Минарет стоял на огромной площади, окруженной приземистыми домишками с плотно закрытыми ставнями на маленьких окнах. Чингис едва ли обращал внимание на то, как его командиры вышибали ногами двери и вламывались в жилища, разыскивая врагов. Повсюду слышались стоны и шарканье упиравшихся в землю ног, но монголы знали свое дело, и шум длился недолго. Новых пленников вязали веревками и тащили на ипподром, и кое-кто из них глядел исподлобья на человека, одиноко стоявшего у подножия минарета.

Чингис провел рукой вдоль фундамента здания, ощущая приятное прикосновение узорчатых изразцов. Все они были точно подогнаны друг к другу, и хотелось взять нож, отковырять хотя бы одну из плиток и рассмотреть поближе. Узкая башня сверкала на солнце, и, чтобы увидеть вершину, пришлось запрокинуть голову. Едва Чингис это сделал, как шапка соскочила с его головы и упала к ногам. Надо же было построить такое, смущенно улыбаясь, подумал Чингис и наклонился, чтобы подобрать шапку с земли.

Водружая головной убор на прежнее место, хан тихонько хмыкнул.
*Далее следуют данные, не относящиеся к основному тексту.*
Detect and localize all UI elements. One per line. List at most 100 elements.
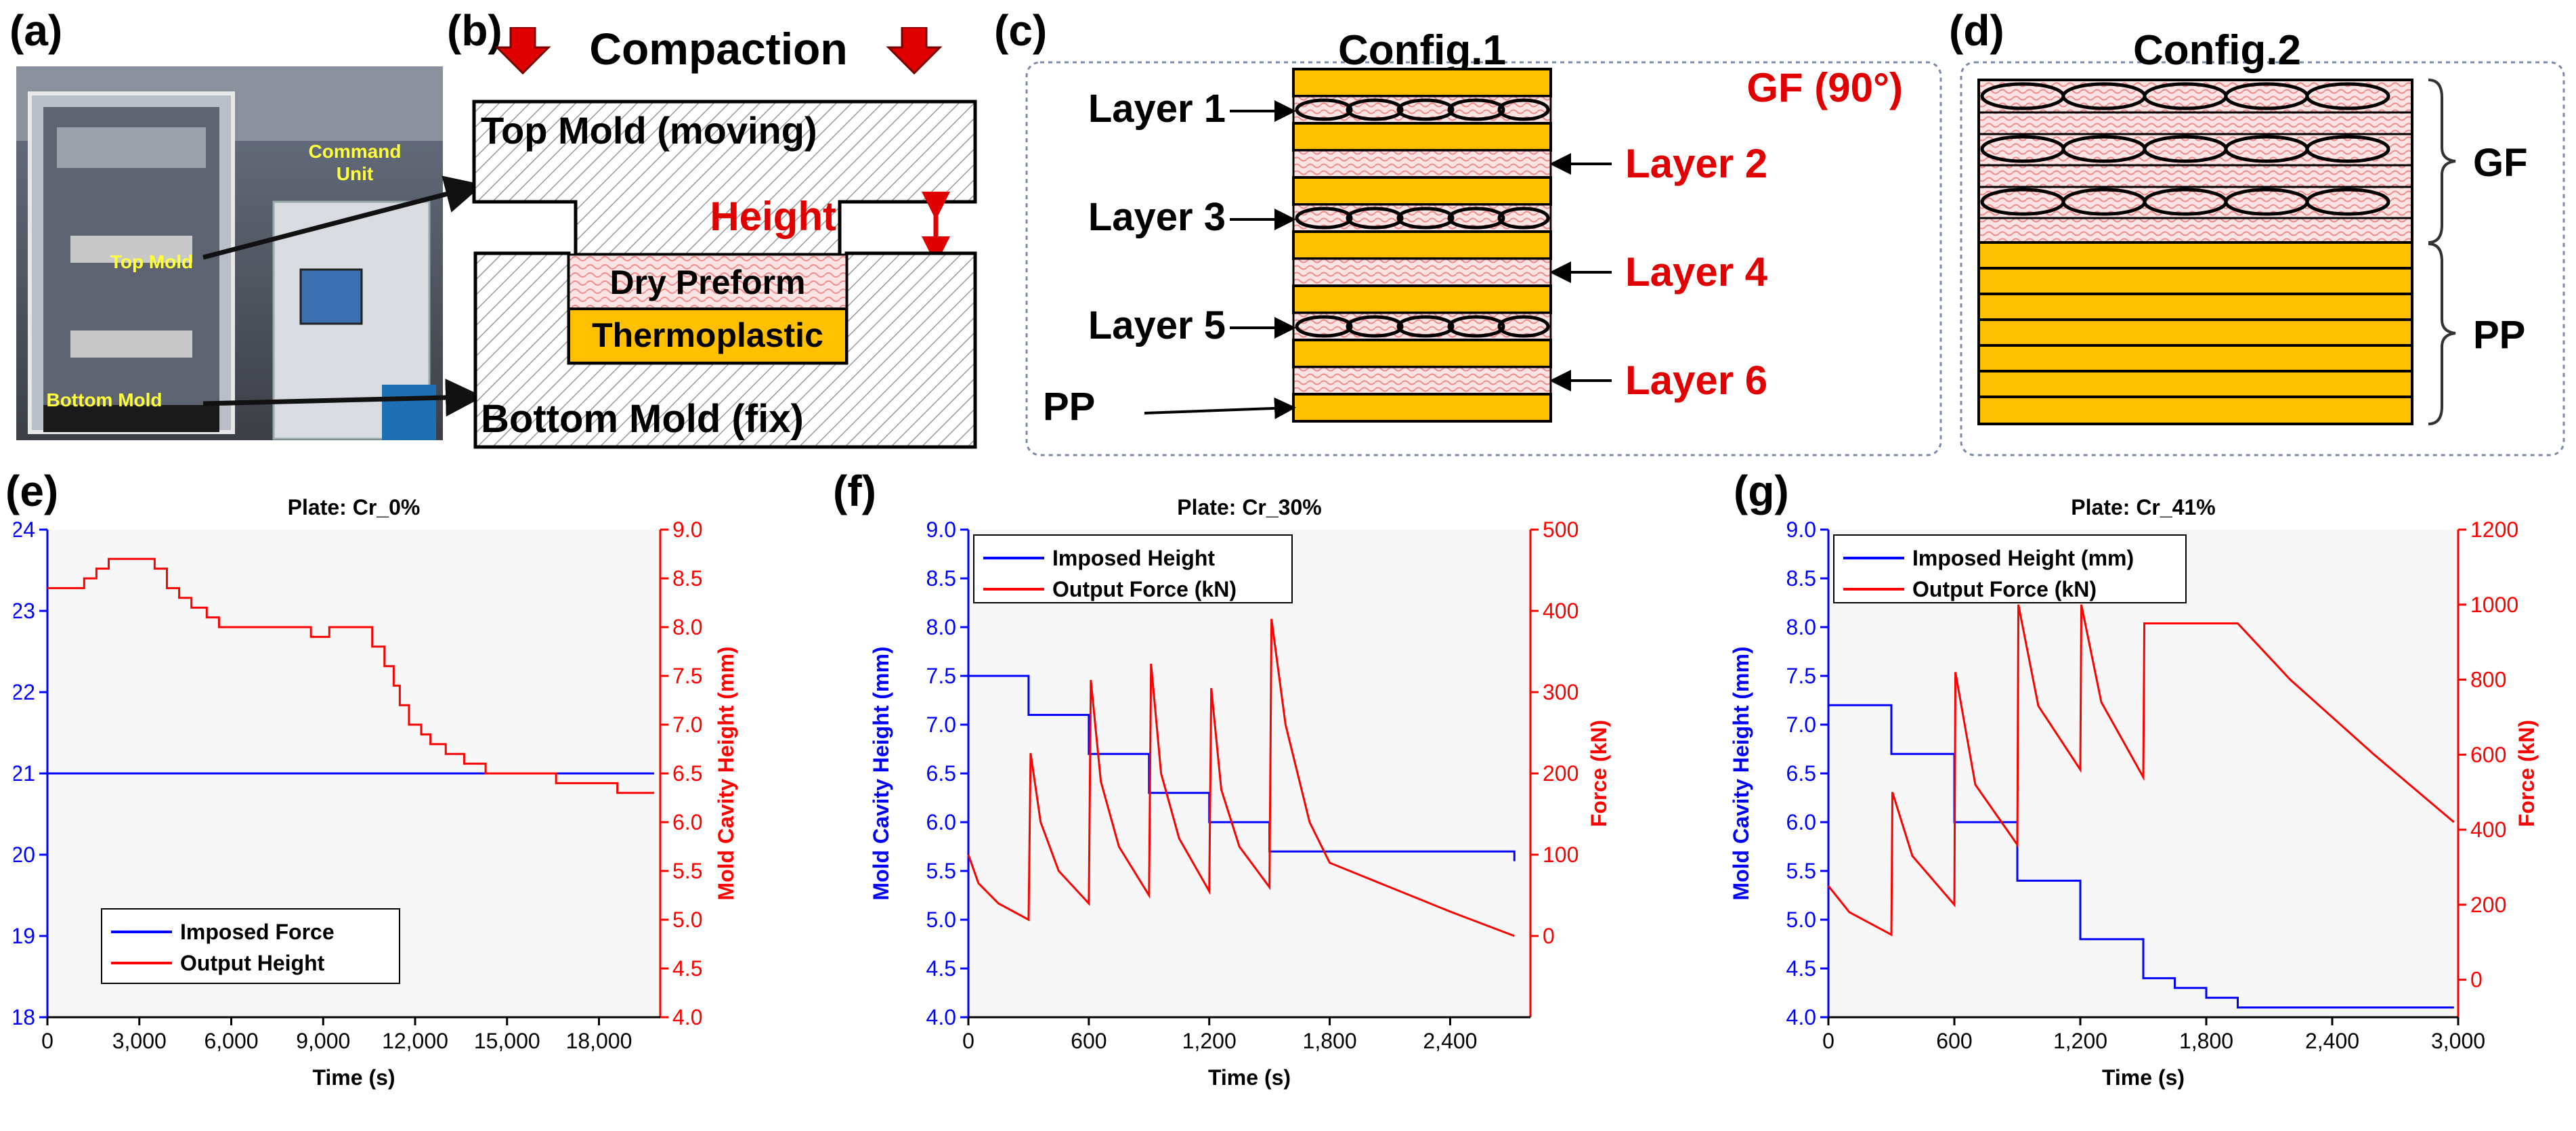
chart-legend: Imposed Force Output Height	[101, 908, 400, 984]
y-tick-label: 8.5	[1786, 566, 1816, 591]
chart-title: Plate: Cr_41%	[2071, 495, 2215, 519]
y-tick-label: 4.5	[1786, 956, 1816, 981]
config1-label-layer3: Layer 3	[1088, 195, 1226, 239]
chart-legend: Imposed Height (mm) Output Force (kN)	[1833, 534, 2187, 603]
plot-area: Plate: Cr_0%18192021222324Force (kN)4.04…	[14, 495, 738, 1090]
legend-label: Output Force (kN)	[1052, 577, 1237, 601]
legend-box	[1833, 534, 2187, 603]
config1-label-layer5: Layer 5	[1088, 303, 1226, 347]
y-tick-label: 4.0	[1786, 1005, 1816, 1029]
series-line-primary	[1828, 704, 2454, 1009]
chart-title: Plate: Cr_30%	[1177, 495, 1321, 519]
x-tick-label: 18,000	[566, 1029, 632, 1053]
y2-tick-label: 5.5	[672, 859, 702, 883]
config1-label-layer1: Layer 1	[1088, 87, 1226, 131]
x-tick-label: 1,800	[1303, 1029, 1357, 1053]
y-tick-label: 5.5	[926, 859, 956, 883]
x-tick-label: 1,800	[2179, 1029, 2233, 1053]
config1-label-layer2: Layer 2	[1625, 141, 1767, 186]
x-tick-label: 2,400	[2305, 1029, 2359, 1053]
config2-title: Config.2	[2133, 27, 2301, 74]
y-tick-label: 20	[14, 842, 35, 867]
config2-frame	[1960, 61, 2565, 456]
y2-tick-label: 300	[1543, 680, 1579, 704]
photo-top-mold: Top Mold	[110, 251, 193, 272]
config2-stack	[1977, 79, 2413, 425]
y-tick-label: 9.0	[926, 517, 956, 542]
config2-gf-label: GF	[2473, 141, 2528, 185]
mold-schematic: Compaction Top Mold (moving) Height Dry …	[472, 27, 977, 449]
y2-tick-label: 200	[2470, 893, 2506, 917]
y-tick-label: 6.0	[1786, 810, 1816, 834]
series-line-secondary	[1827, 604, 2455, 937]
bottom-mold-label: Bottom Mold (fix)	[481, 397, 804, 441]
y2-tick-label: 0	[1543, 924, 1555, 948]
legend-label: Imposed Height	[1052, 546, 1215, 570]
panel-label-c: (c)	[994, 6, 1048, 55]
y-tick-label: 4.0	[926, 1005, 956, 1029]
panel-label-a: (a)	[9, 6, 63, 55]
x-tick-label: 6,000	[204, 1029, 258, 1053]
y-tick-label: 19	[14, 924, 35, 948]
y2-tick-label: 500	[1543, 517, 1579, 542]
y-tick-label: 7.5	[926, 664, 956, 688]
plot-area: Plate: Cr_41% 4.0 4.5 5.0 5.5 6.0 6.5 7.0 7.5 8.0…	[1729, 495, 2539, 1090]
y2-tick-label: 9.0	[672, 517, 702, 542]
y2-tick-label: 100	[1543, 842, 1579, 867]
y-axis-label: Mold Cavity Height (mm)	[1729, 646, 1753, 900]
config2-pp-brace	[2428, 242, 2456, 425]
y-tick-label: 5.0	[926, 908, 956, 932]
x-tick-label: 12,000	[382, 1029, 448, 1053]
y2-tick-label: 6.5	[672, 761, 702, 786]
x-tick-label: 0	[962, 1029, 974, 1053]
y-tick-label: 8.0	[1786, 615, 1816, 639]
machine-photo: Command Unit Top Mold Bottom Mold	[16, 66, 443, 440]
y-tick-label: 6.5	[1786, 761, 1816, 786]
panel-label-f: (f)	[833, 467, 876, 515]
dry-preform	[567, 253, 848, 310]
series-line-secondary	[47, 557, 654, 794]
svg-text:Unit: Unit	[337, 163, 373, 184]
compaction-label: Compaction	[589, 27, 847, 74]
y2-tick-label: 7.5	[672, 664, 702, 688]
top-mold-label: Top Mold (moving)	[481, 109, 817, 152]
x-tick-label: 0	[1822, 1029, 1834, 1053]
legend-label: Output Force (kN)	[1912, 577, 2097, 601]
y-tick-label: 21	[14, 761, 35, 786]
y-tick-label: 22	[14, 680, 35, 704]
y2-tick-label: 8.5	[672, 566, 702, 591]
y-tick-label: 9.0	[1786, 517, 1816, 542]
config1-gf-label: GF (90°)	[1746, 65, 1903, 110]
y-axis-label: Mold Cavity Height (mm)	[869, 646, 893, 900]
x-axis-label: Time (s)	[312, 1065, 395, 1090]
config1-stack	[1292, 68, 1552, 423]
chart-legend: Imposed Height Output Force (kN)	[973, 534, 1293, 603]
dry-preform-label: Dry Preform	[610, 263, 806, 301]
series-line-secondary	[967, 618, 1515, 937]
y2-tick-label: 8.0	[672, 615, 702, 639]
y-tick-label: 24	[14, 517, 35, 542]
x-tick-label: 15,000	[474, 1029, 540, 1053]
y-tick-label: 7.5	[1786, 664, 1816, 688]
compaction-arrow-left	[494, 27, 551, 75]
config2-gf-brace	[2428, 79, 2456, 244]
plot-area: Plate: Cr_30% 4.0 4.5 5.0 5.5 6.0 6.5 7.0 7.5 8.0…	[869, 495, 1611, 1090]
x-tick-label: 1,200	[2053, 1029, 2107, 1053]
y2-axis-label: Force (kN)	[1587, 720, 1611, 827]
photo-command-unit: Command	[309, 141, 402, 162]
y2-tick-label: 4.5	[672, 956, 702, 981]
photo-bottom-mold: Bottom Mold	[46, 389, 162, 410]
y-tick-label: 5.0	[1786, 908, 1816, 932]
y-tick-label: 6.5	[926, 761, 956, 786]
y2-tick-label: 400	[1543, 599, 1579, 623]
y2-tick-label: 1000	[2470, 593, 2518, 617]
y-tick-label: 23	[14, 599, 35, 623]
panel-label-g: (g)	[1734, 467, 1789, 515]
y2-tick-label: 6.0	[672, 810, 702, 834]
chart-title: Plate: Cr_0%	[288, 495, 421, 519]
compaction-arrow-right	[886, 27, 943, 75]
y-tick-label: 8.0	[926, 615, 956, 639]
y2-tick-label: 7.0	[672, 712, 702, 737]
panel-label-d: (d)	[1949, 6, 2004, 55]
config2-diagram: Config.2 GF PP	[1960, 27, 2565, 456]
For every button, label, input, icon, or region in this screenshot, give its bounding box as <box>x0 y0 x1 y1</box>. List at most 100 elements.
Монгол из его окружения услышал его и подскочил ближе.

– Что-то не так, повелитель? – спросил он в готовности исполнить любой приказ.

– Я просто подумал, что еще ни разу не кланялся никому с тех пор, как пришел в эти земли, – весело ответил Чингис. – Кроме этой башни.

Добродушие хана вызвало у монгола улыбку. Быть может, причиной тому была особенная открытость этого города. В сравнении с ним суетливым китайским городам сильно не хватало пространства, и Чингис даже на миг не мог бы представить, как правил бы любым из них. Здесь же, под жарким солнцем, это было возможно. Горожане имели бы в достатке свежей воды и пищи, чтобы прокормить свои семьи. Каждое утро перед рассветом крестьяне доставляли бы ее на городские рынки, получая плату медными и серебряными монетами. На мгновение Чингис отчетливо представил трудовые будни городских обитателей, купцов и ремесленников, учителей и писцов. Все это каким-то непостижимым образом существовало, хотя он до сих пор не понимал, откуда же берутся все эти монеты. Или где-то поблизости имелись рудники? И если так, то кто же отливал из металла монеты, снабжая ими самаркандскую торговлю? Шах? Все это пока казалось запутанным и сложным, но Чингис повернул лицо к солнцу, наслаждаясь душевным покоем. Хан выиграл утром сражение и послал сыновей против вражеской армии, шедшей на выручку Самарканду. День начинался хорошо.